Many years ago, when asked how long one should wait after running a marathon before running another one, the great Bill Rodgers said, “Until you’ve forgotten it.” Ryan Hall probably defied this wisdom!
For many runners, training cycles are year-round. No change from month to month, season to season. However proper training for sports involves training cycles, with intense strength training and conditioning programs that lead into the season’s schedule or event training program.

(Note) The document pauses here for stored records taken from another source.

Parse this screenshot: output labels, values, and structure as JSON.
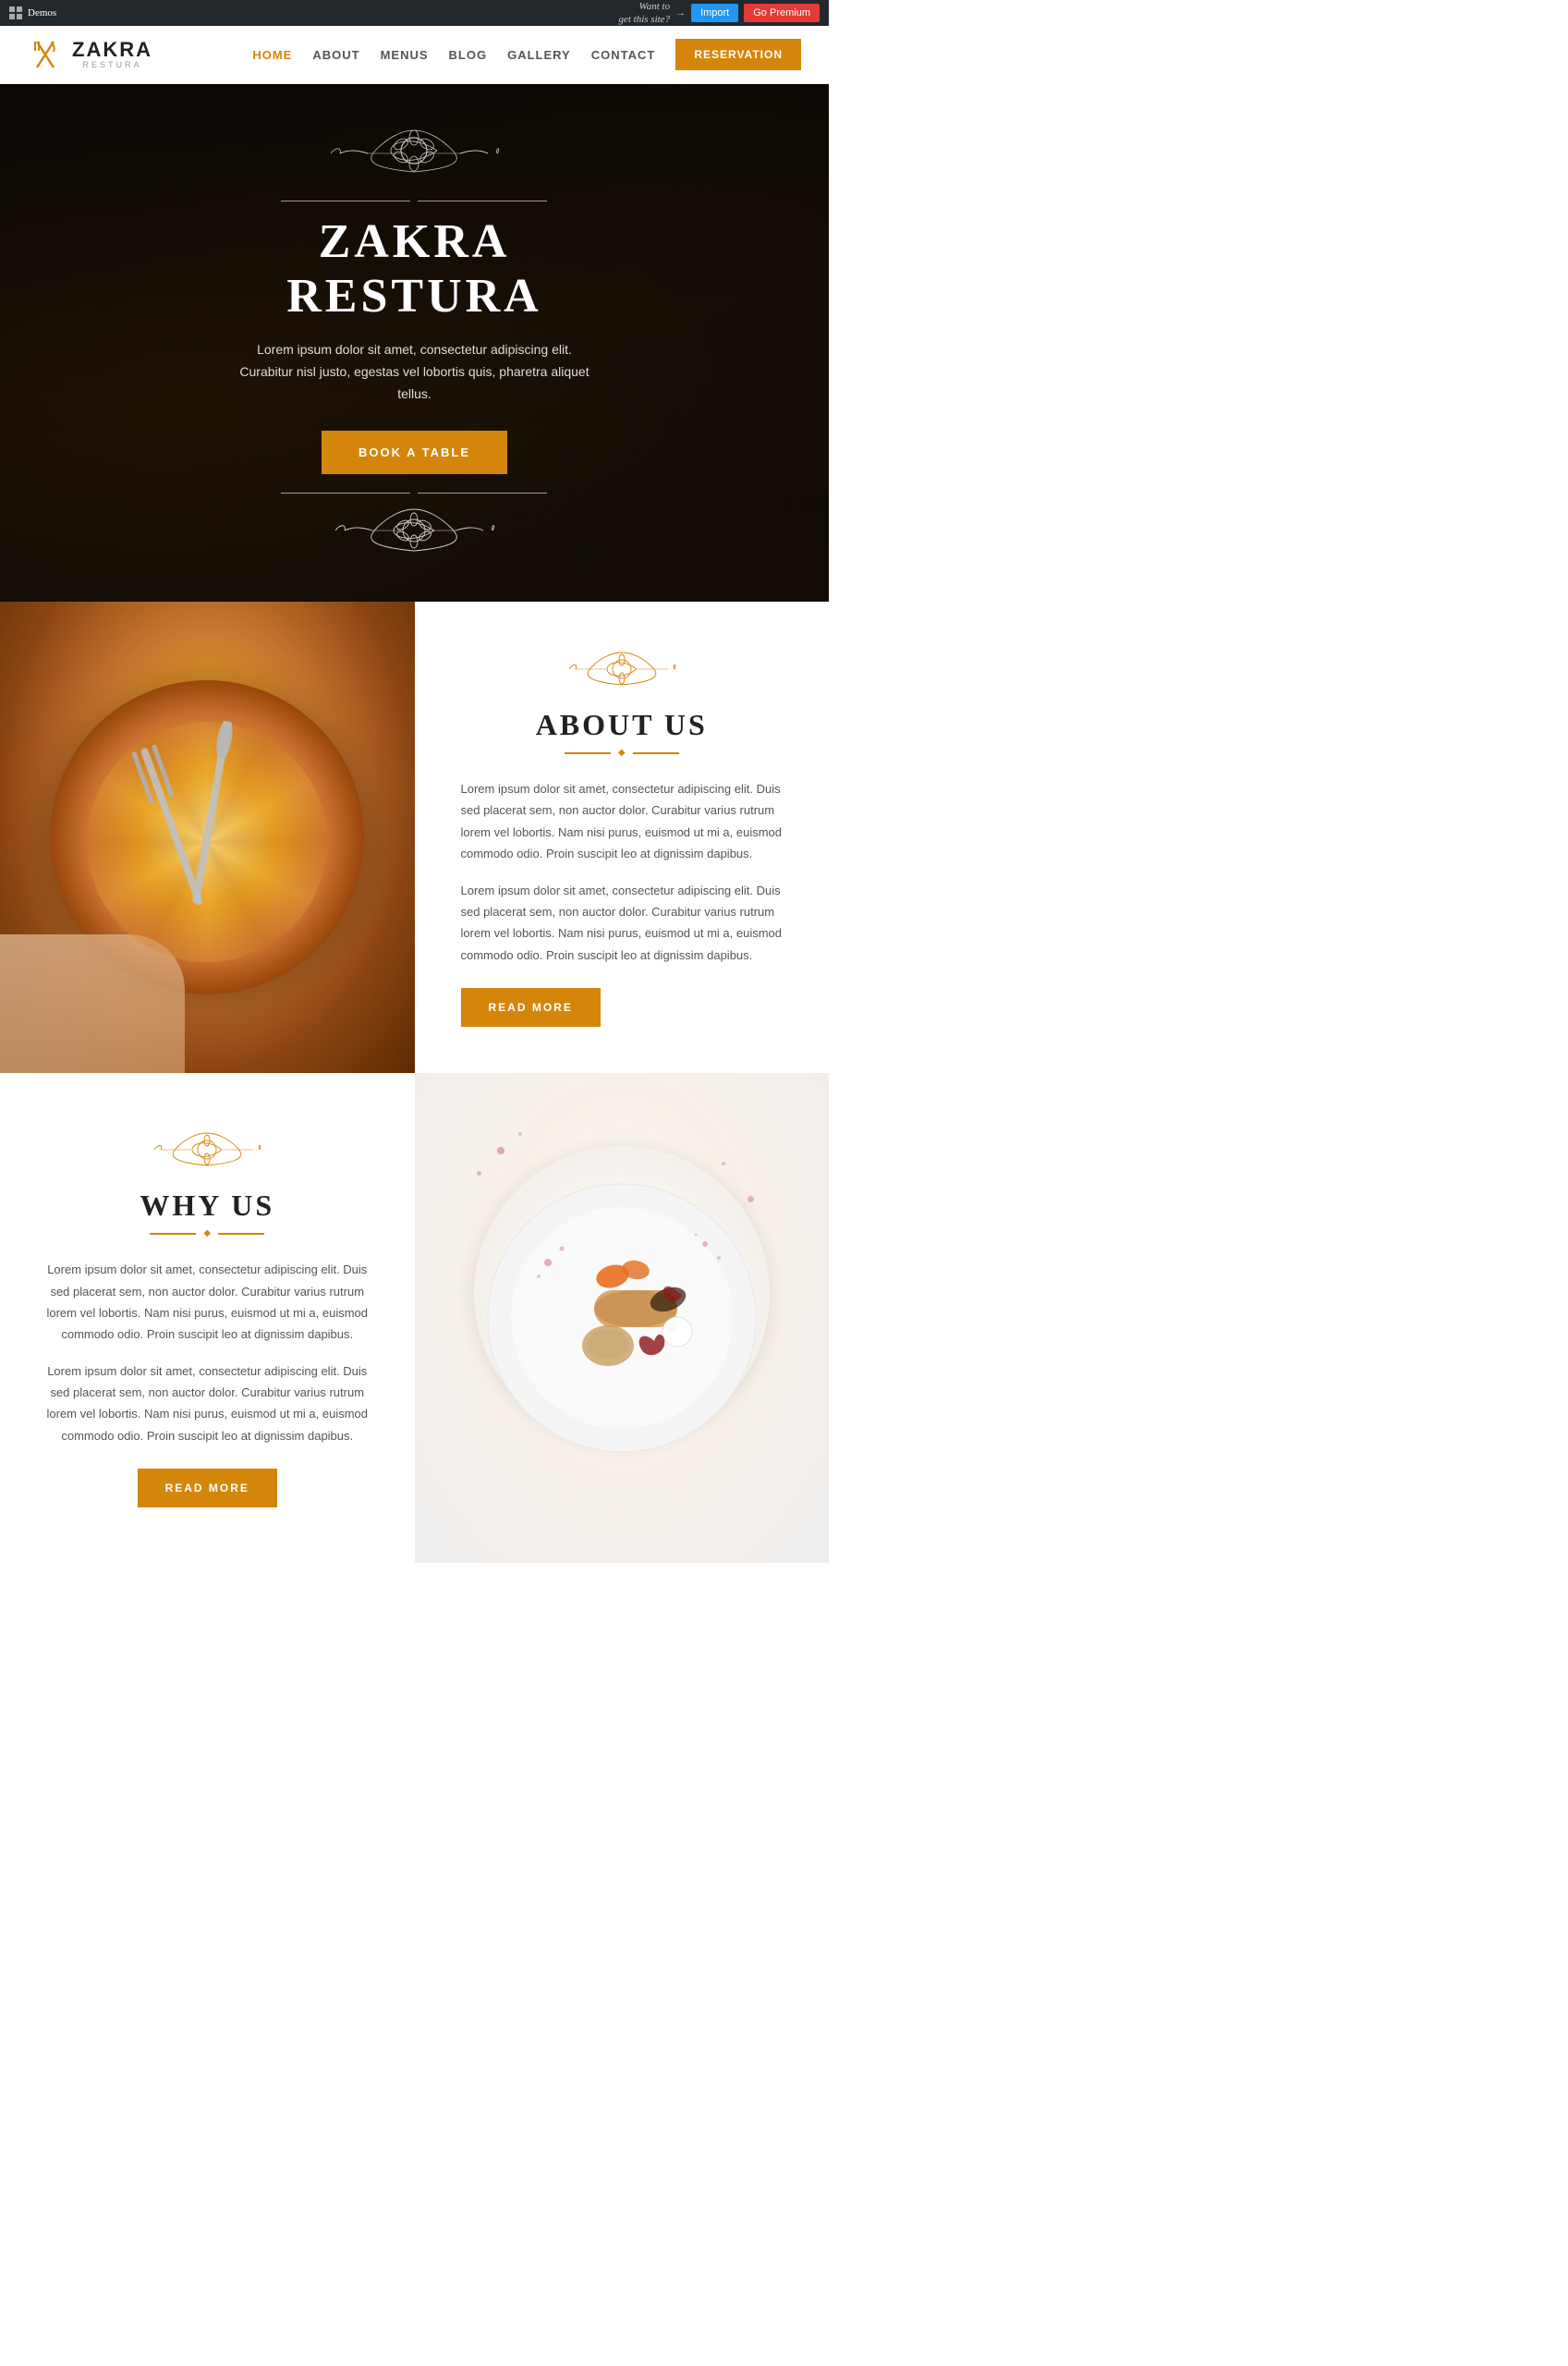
{
  "adminBar": {
    "demoLabel": "Demos",
    "wantToText": "Want to\nget this site?",
    "importLabel": "Import",
    "premiumLabel": "Go Premium"
  },
  "header": {
    "logoTitle": "ZAKRA",
    "logoSub": "RESTURA",
    "nav": [
      {
        "label": "HOME",
        "active": true
      },
      {
        "label": "ABOUT",
        "active": false
      },
      {
        "label": "MENUS",
        "active": false
      },
      {
        "label": "BLOG",
        "active": false
      },
      {
        "label": "GALLERY",
        "active": false
      },
      {
        "label": "CONTACT",
        "active": false
      }
    ],
    "reservationLabel": "RESERVATION"
  },
  "hero": {
    "title1": "ZAKRA",
    "title2": "RESTURA",
    "subtitle": "Lorem ipsum dolor sit amet, consectetur adipiscing elit.\nCurabitur nisl justo, egestas vel lobortis quis, pharetra aliquet\ntellus.",
    "bookButton": "BOOK A TABLE"
  },
  "aboutUs": {
    "sectionTitle": "ABOUT US",
    "text1": "Lorem ipsum dolor sit amet, consectetur adipiscing elit. Duis sed placerat sem, non auctor dolor. Curabitur varius rutrum lorem vel lobortis. Nam nisi purus, euismod ut mi a, euismod commodo odio. Proin suscipit leo at dignissim dapibus.",
    "text2": "Lorem ipsum dolor sit amet, consectetur adipiscing elit. Duis sed placerat sem, non auctor dolor. Curabitur varius rutrum lorem vel lobortis. Nam nisi purus, euismod ut mi a, euismod commodo odio. Proin suscipit leo at dignissim dapibus.",
    "readMoreLabel": "READ MORE"
  },
  "whyUs": {
    "sectionTitle": "WHY US",
    "text1": "Lorem ipsum dolor sit amet, consectetur adipiscing elit. Duis sed placerat sem, non auctor dolor. Curabitur varius rutrum lorem vel lobortis. Nam nisi purus, euismod ut mi a, euismod commodo odio. Proin suscipit leo at dignissim dapibus.",
    "text2": "Lorem ipsum dolor sit amet, consectetur adipiscing elit. Duis sed placerat sem, non auctor dolor. Curabitur varius rutrum lorem vel lobortis. Nam nisi purus, euismod ut mi a, euismod commodo odio. Proin suscipit leo at dignissim dapibus.",
    "readMoreLabel": "READ MORE"
  },
  "colors": {
    "accent": "#d4860a",
    "dark": "#222222",
    "light": "#ffffff",
    "text": "#555555"
  }
}
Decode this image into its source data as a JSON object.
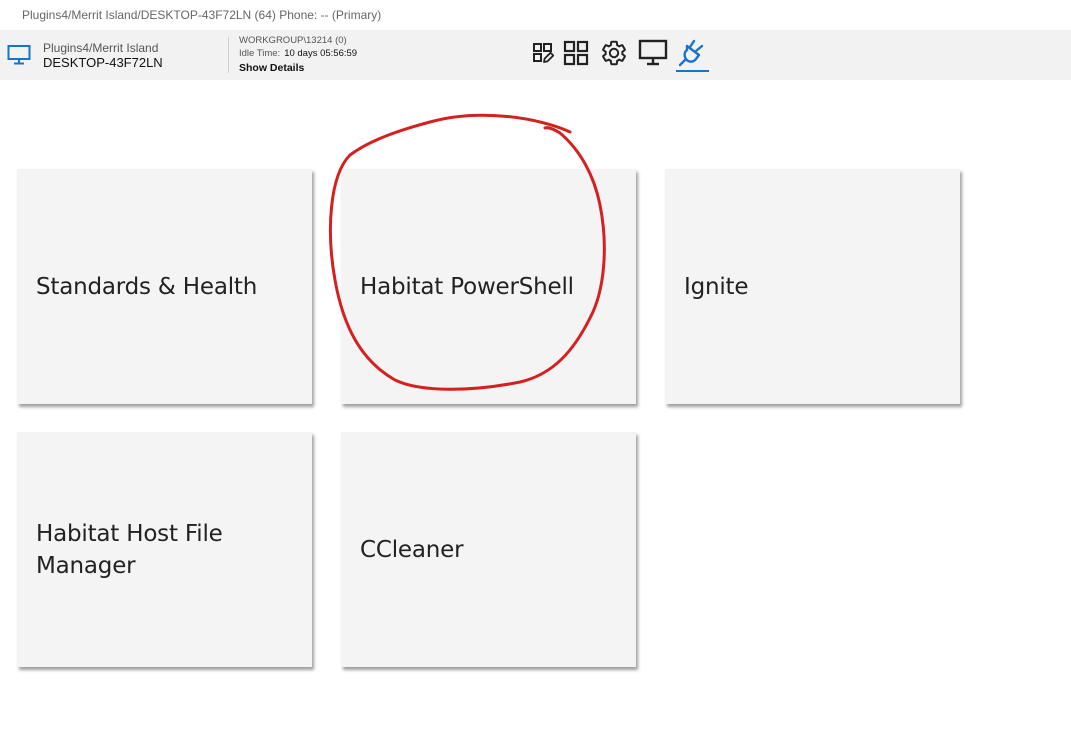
{
  "window": {
    "title": "Plugins4/Merrit Island/DESKTOP-43F72LN (64) Phone: -- (Primary)"
  },
  "header": {
    "machine_path": "Plugins4/Merrit Island",
    "machine_name": "DESKTOP-43F72LN",
    "workgroup": "WORKGROUP\\13214 (0)",
    "idle_label": "Idle Time:",
    "idle_value": "10 days 05:56:59",
    "show_details_label": "Show Details",
    "toolbar": [
      {
        "icon": "edit-grid-icon"
      },
      {
        "icon": "apps-grid-icon"
      },
      {
        "icon": "gear-icon"
      },
      {
        "icon": "monitor-icon"
      },
      {
        "icon": "plug-icon",
        "active": true
      }
    ]
  },
  "tiles": [
    {
      "label": "Standards & Health"
    },
    {
      "label": "Habitat PowerShell"
    },
    {
      "label": "Ignite"
    },
    {
      "label": "Habitat Host File Manager"
    },
    {
      "label": "CCleaner"
    }
  ],
  "colors": {
    "accent": "#1a73c9",
    "annotation": "#d42020",
    "tile_bg": "#f4f4f4",
    "header_bg": "#f2f2f2"
  }
}
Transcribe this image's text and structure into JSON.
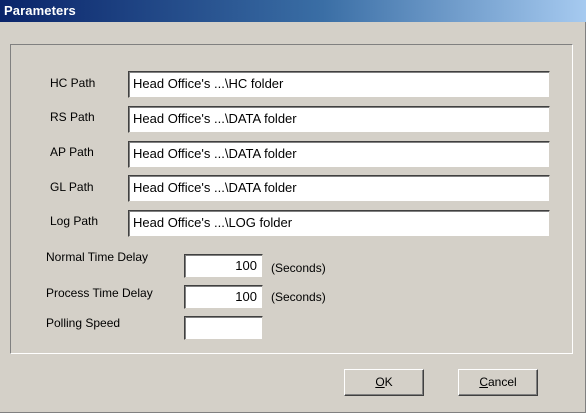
{
  "window": {
    "title": "Parameters"
  },
  "paths": [
    {
      "label": "HC Path",
      "value": "Head Office's ...\\HC folder"
    },
    {
      "label": "RS Path",
      "value": "Head Office's ...\\DATA folder"
    },
    {
      "label": "AP Path",
      "value": "Head Office's ...\\DATA folder"
    },
    {
      "label": "GL Path",
      "value": "Head Office's ...\\DATA folder"
    },
    {
      "label": "Log Path",
      "value": "Head Office's ...\\LOG folder"
    }
  ],
  "timing": {
    "normal_delay_label": "Normal Time Delay",
    "normal_delay_value": "100",
    "normal_delay_unit": "(Seconds)",
    "process_delay_label": "Process Time Delay",
    "process_delay_value": "100",
    "process_delay_unit": "(Seconds)",
    "polling_speed_label": "Polling Speed",
    "polling_speed_value": ""
  },
  "buttons": {
    "ok_mnemonic": "O",
    "ok_rest": "K",
    "cancel_mnemonic": "C",
    "cancel_rest": "ancel"
  },
  "colors": {
    "titlebar_start": "#0a246a",
    "titlebar_end": "#a6caf0",
    "dialog_face": "#d4d0c8"
  }
}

A runner can no more expect to train progressively year-round than a cornfield can expect to produce corn in spring, summer, fall, and winter. The body needs time to heal. Most professional and high-level competitive runners rest two to four weeks after completing a training cycle. The average should not be trying to emulate the professional runners’ training cycle. A high-level runner has a team looking after them; a coach, trainer, massage therapist, physiotherapist, nutritionist, etc. They run, eat, and sleep. That’s it! The average runner is trying to cram in their miles within the confines of their forty to sixty-hour workweek along with everyday responsibilities without the benefit of a team.
Create an Off-Season
With the fall marathon season ending in November and with two to four weeks of rest post-race, the winter holiday season is right on its heels….an ideal off-season for a runner should begin in January of the new year. The off-season allows the runner to: rest and recover from months of intense training, recover from injury, and implement an off-season strength training and running training strategy. The off-season lasts 16 weeks. The same amount of time it takes to prepare for a marathon. This is the time it takes to establish a fitness foundation that will stand up to the demands of being an endurance athlete and allow the athlete to reduce the rate and risk of overuse injuries that plague endurance athletes as well as lead to improved performance.
Rather than using the spring race schedule to “get in shape”, runners should “be in shape” and simply use races to sharpen their times.